Doch Shenja hatte unbeirrt weiter gesprochen: „Ja, und dann hat er gesagt: ,Deine Schwester heißt ja wohl Olga?“
„Shenja, störe mich nicht.“ Olga wurde ärgerlich.
„Und bitte, laß das Akkordeon liegen.“ Dabei war sie aber merklich interessiert an dem, was Shenja zu erzählen hatte.
„‚Sehr schön kann sie spielen, deine Schwester’, hat er noch gesagt, ‚will sie nicht Unterricht auf dem Konservatorium nehmen?’“ Shenja hatte indessen das Instrument aus seiner Hülle herausgenommen und den Riemen über die Schulter geworfen. Dann hatte sie weitergesprochen: „Nein, sage ich zu ihm, sie lernt etwas über Eisenbeton. Darauf sagte er – A-a-a!“ Zu diesem langgezogenen A hatte Shenja eine Taste heruntergedrückt. „Und ich sage darauf B-e-e.“ Hierbei hatte sie die nächste Taste berührt.
Olga war wütend aufgesprungen. „Du unfolgsames Ding, gleich legst du das Instrument auf seinen Platz zurück. Wer hat dir denn erlaubt, mit fremden Männern Gespräche zu führen?“
„Ich lege es ja schon weg“, hatte Shenja gekränkt erwidert. „Ich habe das Gespräch mit dem netten jungen Mann gar nicht angefangen, das hat er getan. Ich wollte dir nur etwas Interessantes erzählen. Jetzt tue ich es nicht. Ätsch. Warte, wenn Papa kommt, dann kannst du was erleben.“
„Ich? Du wirst was erleben. Du störst mich beim Arbeiten.“
„Nein, du wirst was erleben“, hatte Shenja eigensinnig wiederholt, während sie nach einem leeren Eimer griff. „Ich werde Papa erzählen, wie du mich hundertmal am Tage herumjagst, mal nach Petroleum, mal nach Seife, mal nach Wasser! Ich bin nicht dein Botenjunge – ich bin auch kein Packesel und gar nichts.“
Dann hatte Shenja aber doch das Wasser geholt; sie schleppte den Eimer herein und stellte ihn geräuschvoll auf die Bank, da aber Olga keine Notiz von ihr nahm und gar nicht von den Büchern aufgeblickt hatte, drehte sich Shenja beleidigt um und lief in den Garten.

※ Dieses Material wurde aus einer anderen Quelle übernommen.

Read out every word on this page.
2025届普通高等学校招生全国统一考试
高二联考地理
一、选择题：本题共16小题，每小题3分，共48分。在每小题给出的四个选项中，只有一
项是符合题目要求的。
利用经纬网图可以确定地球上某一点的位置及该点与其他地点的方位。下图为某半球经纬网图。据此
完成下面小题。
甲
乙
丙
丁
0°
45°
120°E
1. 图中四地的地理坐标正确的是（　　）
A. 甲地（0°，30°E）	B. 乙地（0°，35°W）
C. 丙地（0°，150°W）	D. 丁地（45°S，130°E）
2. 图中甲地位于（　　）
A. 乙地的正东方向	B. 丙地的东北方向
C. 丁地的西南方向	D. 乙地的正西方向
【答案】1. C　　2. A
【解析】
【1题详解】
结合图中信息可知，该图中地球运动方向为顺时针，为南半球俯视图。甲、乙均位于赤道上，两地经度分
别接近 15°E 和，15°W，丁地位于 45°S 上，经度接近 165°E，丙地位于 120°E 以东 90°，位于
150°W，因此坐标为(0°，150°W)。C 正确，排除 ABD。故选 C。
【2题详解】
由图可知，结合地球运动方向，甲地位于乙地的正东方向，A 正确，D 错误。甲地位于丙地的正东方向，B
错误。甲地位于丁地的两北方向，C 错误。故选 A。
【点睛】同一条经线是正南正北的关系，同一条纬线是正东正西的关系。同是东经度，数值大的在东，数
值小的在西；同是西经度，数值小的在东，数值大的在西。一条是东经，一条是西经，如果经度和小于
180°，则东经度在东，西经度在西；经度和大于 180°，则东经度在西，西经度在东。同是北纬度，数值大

Sie langweilte sich. Was konnte sie nur anfangen? Vor dem Schuppen angelangt, war Shenja stehengeblieben und hatte eine Schleuder aus der Tasche gezogen; an der Gummischnur war ein kleiner Fallschirmjäger aus Pappe befestigt. Shenja hatte die Schleuder abgeschnellt, und der Fallschirmjäger war, mit den Beinen nach oben, zum Himmel emporgeflogen. Er wirbelte in der Luft herum, ein blauer Papierschirm öffnete sich – doch da trieb ein Windstoß den kleinen Piloten zur Seite und in das schwarze Viereck des Schuppenfensters hinein.
Ein Unfall! Dem Papp-Piloten mußte geholfen werden. Shenja ging um den Schuppen herum und betrachtete neugierig die Schnüre, die vom Dach aus nach allen Richtungen verliefen.
Sie schleppte die morsche Leiter herbei, kletterte hinauf und in die Fensteröffnung hinein. Mit einem Satz sprang sie auf die Dielen des Dachbodens.
Wie merkwürdig. Der Bodenraum schien bewohnt zu sein. Von der Wand hingen Stricke herab. Da hing eine Laterne, und da drüben waren zwei Signalfähnchen kreuzweise an den Latten angebracht. Dann gab es da noch eine Karte von der Siedlung, mit allen möglichen Zeichen bemalt, die Shenja unverständlich waren und ihre Neugierde weckten. In der Ecke lag ein mit Säcken bedeckter Strohhaufen.